Pedro Magalhães, empreendedor no mercado de ativos digitais, felicita o encerramento da iniciativa. Segundo ele, a plataforma desenvolvida para o Drex foi encerrada pelo Banco Central por não atender aos critérios mínimos de privacidade e por custos elevados de transação.
Outra fonte do mercado de ativos digitais, que preferiu não se identificar, confirmou à Gazeta do Povo que o assunto já vinha sendo amplamente comentado no setor: “O ecossistema aguarda maiores esclarecimentos sobre resultados alcançados e valores despendidos”.
De acordo com o Valor Investe, uma pessoa ligada ao projeto teria descartado o fracasso da experiência, já que teria evidenciado os benefícios que a tecnologia blockchain pode proporcionar. “O entendimento do Banco Central é que não é viável manter uma infraestrutura estatal para viabilizar esses negócios”, disse a fonte ao portal.
Falta de privacidade e vigilância foram pontos criticados do Drex
O projeto do Drex foi alvo de questionamentos, especialmente por representantes da direita, que afirmavam que o Real Digital poderia se tornar um instrumento de “vigilância estatal” e de “censura e controle social”.
Em agosto deste ano, o coordenador do Drex no Banco Central, Fábio Araújo, informou que o BC deixaria de lado o uso da tecnologia blockchain, pois não teria sido possível garantir a privacidade das transações entre instituições financeiras. Desde então, a autoridade monetária não se pronunciou oficialmente sobre o tema.
Em setembro, houve adiamento no lançamento da iniciativa, além da redução do escopo do projeto, que passou a ter uma versão mais “tímida”. À época, as informações indicavam que o Drex seria utilizado apenas em transações entre instituições participantes, sem acesso direto do público.
Diante da falta de garantias de privacidade — já que as redes blockchain são essencialmente públicas —, chegou-se a cogitar que alguns produtos financeiros tokenizados pudessem ganhar uma versão simplificada, com liquidação fora do ambiente digital. O próprio BC admitiu, no início de 2024, que a questão da privacidade não havia sido resolvida.
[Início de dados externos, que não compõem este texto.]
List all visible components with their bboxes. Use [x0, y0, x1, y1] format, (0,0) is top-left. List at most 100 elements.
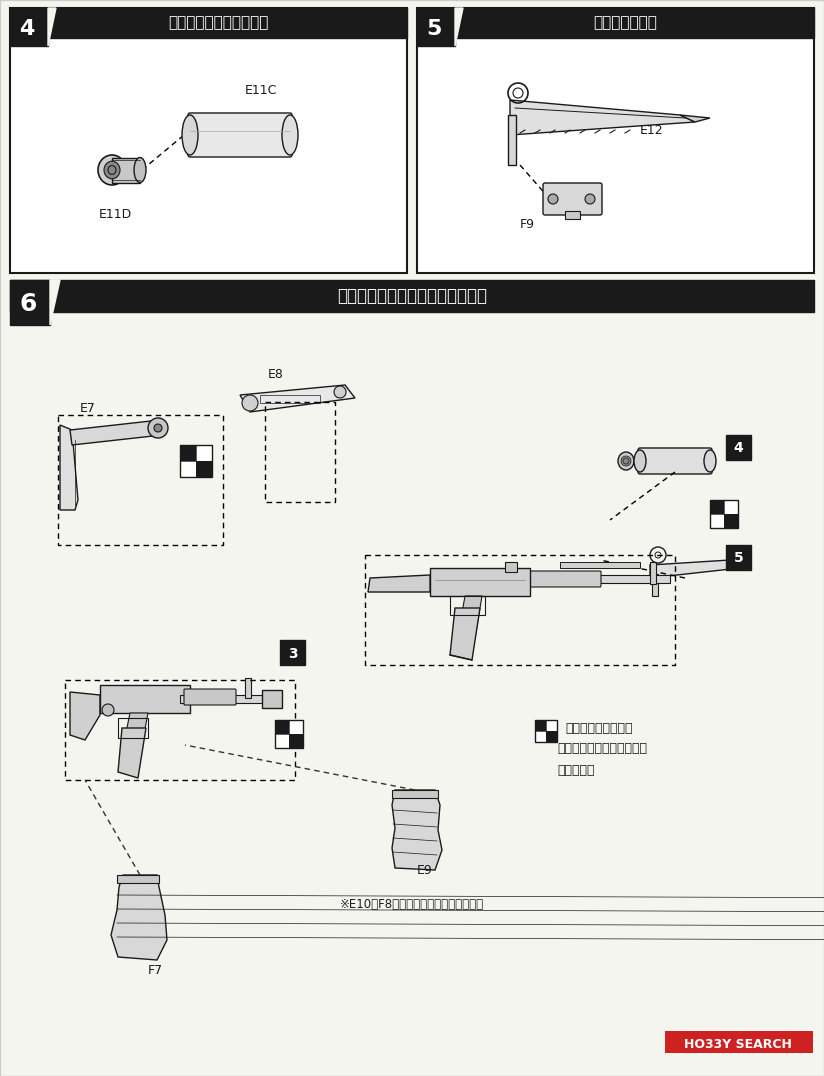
Bar — [710, 500, 738, 528]
Polygon shape — [60, 425, 78, 510]
Bar — [650, 562, 656, 584]
Bar — [505, 562, 517, 572]
Text: F7: F7 — [147, 963, 162, 977]
Text: E12: E12 — [640, 124, 663, 137]
Bar — [508, 115, 516, 165]
Bar — [710, 500, 724, 514]
FancyBboxPatch shape — [188, 113, 292, 157]
Ellipse shape — [704, 450, 716, 472]
Bar — [726, 435, 751, 461]
Bar — [545, 185, 600, 213]
Text: E7: E7 — [80, 401, 96, 414]
Bar — [117, 875, 159, 883]
FancyBboxPatch shape — [638, 448, 712, 475]
Bar — [724, 514, 738, 528]
Bar — [289, 734, 303, 748]
FancyBboxPatch shape — [184, 689, 236, 705]
Polygon shape — [111, 875, 167, 960]
Bar — [417, 8, 814, 38]
Bar — [535, 720, 557, 742]
Text: ストック、マガジン等の取り付け: ストック、マガジン等の取り付け — [337, 287, 487, 305]
Text: E9: E9 — [417, 864, 433, 877]
Bar — [726, 546, 751, 570]
Bar — [546, 720, 557, 731]
Text: F9: F9 — [520, 218, 535, 231]
Text: 5: 5 — [733, 552, 743, 566]
Ellipse shape — [182, 115, 198, 155]
Bar — [262, 690, 282, 708]
Text: E8: E8 — [268, 368, 284, 382]
Circle shape — [621, 456, 631, 466]
Bar — [289, 720, 303, 734]
Bar — [112, 158, 140, 183]
Text: 6: 6 — [19, 292, 37, 316]
Polygon shape — [70, 692, 100, 740]
Bar — [196, 445, 212, 461]
Circle shape — [102, 704, 114, 716]
Polygon shape — [118, 728, 146, 778]
Circle shape — [242, 395, 258, 411]
Bar — [535, 731, 546, 742]
Text: 銃剣の組み立て: 銃剣の組み立て — [593, 15, 658, 30]
Polygon shape — [455, 8, 463, 46]
Text: 3: 3 — [288, 647, 297, 661]
Bar — [275, 720, 289, 734]
Circle shape — [623, 458, 629, 464]
Text: ※E10とF8はアクセサリーの弾倉です。: ※E10とF8はアクセサリーの弾倉です。 — [340, 898, 484, 911]
Text: りパーツを選択することが: りパーツを選択することが — [557, 741, 647, 754]
Text: HO33Y SEARCH: HO33Y SEARCH — [684, 1038, 792, 1051]
Bar — [10, 280, 50, 325]
Ellipse shape — [104, 161, 120, 179]
Polygon shape — [48, 8, 56, 46]
Text: E11D: E11D — [98, 209, 132, 222]
Bar — [652, 574, 658, 596]
Bar — [417, 8, 455, 46]
Bar — [535, 720, 546, 731]
Ellipse shape — [134, 157, 146, 183]
Bar — [10, 8, 407, 38]
Bar — [10, 8, 407, 273]
Bar — [260, 395, 320, 404]
Text: サブレッサーの組み立て: サブレッサーの組み立て — [168, 15, 269, 30]
Text: の部分はお好みによ: の部分はお好みによ — [565, 722, 633, 735]
Circle shape — [154, 424, 162, 431]
Text: 4: 4 — [733, 441, 743, 455]
Bar — [180, 461, 196, 477]
Ellipse shape — [634, 450, 646, 472]
Circle shape — [148, 417, 168, 438]
Ellipse shape — [108, 166, 116, 174]
Bar — [392, 790, 438, 798]
Bar — [510, 575, 670, 583]
Polygon shape — [50, 280, 60, 325]
Bar — [665, 1031, 813, 1053]
Bar — [546, 731, 557, 742]
Polygon shape — [368, 575, 430, 592]
Bar — [280, 640, 305, 665]
Circle shape — [585, 194, 595, 204]
Text: 4: 4 — [19, 19, 35, 39]
Bar — [100, 685, 190, 713]
Polygon shape — [458, 596, 482, 638]
Ellipse shape — [98, 155, 126, 185]
Bar — [10, 280, 814, 312]
Polygon shape — [240, 385, 355, 412]
Text: できます。: できます。 — [557, 764, 594, 777]
Ellipse shape — [618, 452, 634, 470]
Bar — [180, 695, 270, 703]
Polygon shape — [70, 420, 162, 445]
Polygon shape — [450, 608, 480, 660]
Bar — [560, 562, 640, 568]
Bar — [245, 678, 251, 698]
Bar — [10, 8, 48, 46]
Bar — [710, 514, 724, 528]
Polygon shape — [680, 115, 710, 122]
Text: E11C: E11C — [245, 84, 278, 97]
Bar — [417, 8, 814, 273]
Bar — [430, 568, 530, 596]
Polygon shape — [392, 790, 442, 870]
FancyBboxPatch shape — [543, 183, 602, 215]
Bar — [196, 461, 212, 477]
FancyBboxPatch shape — [519, 571, 601, 587]
Polygon shape — [122, 713, 148, 755]
Bar — [724, 500, 738, 514]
Segundo Magalhães, desde o ano passado, as reuniões técnicas entre os participantes dos consórcios já traziam críticas recorrentes à privacidade. “O BC pisou no freio em vários testes-piloto, especialmente em casos de uso com recebíveis tokenizados (cartão, CDBs, títulos públicos)”, afirma.
“Não houve falha tecnológica, mas contradição de modelo”, afirma especialista
Para Magalhães, as questões envolvendo o Drex não são decorrentes da tecnologia blockchain, que não tem problemas de privacidade por si só: “O desafio real era conciliar privacidade absoluta com controle operacional centralizado do Banco Central”.
Segundo o desenvolvedor, que foi um dos primeiros a detectar o controle absoluto que o Drex proporcionava ao seu controlador, a centralização é intrinsecamente oposta ao propósito das criptomoedas, que é a descentralização, transparência e resistência ao controle estatal.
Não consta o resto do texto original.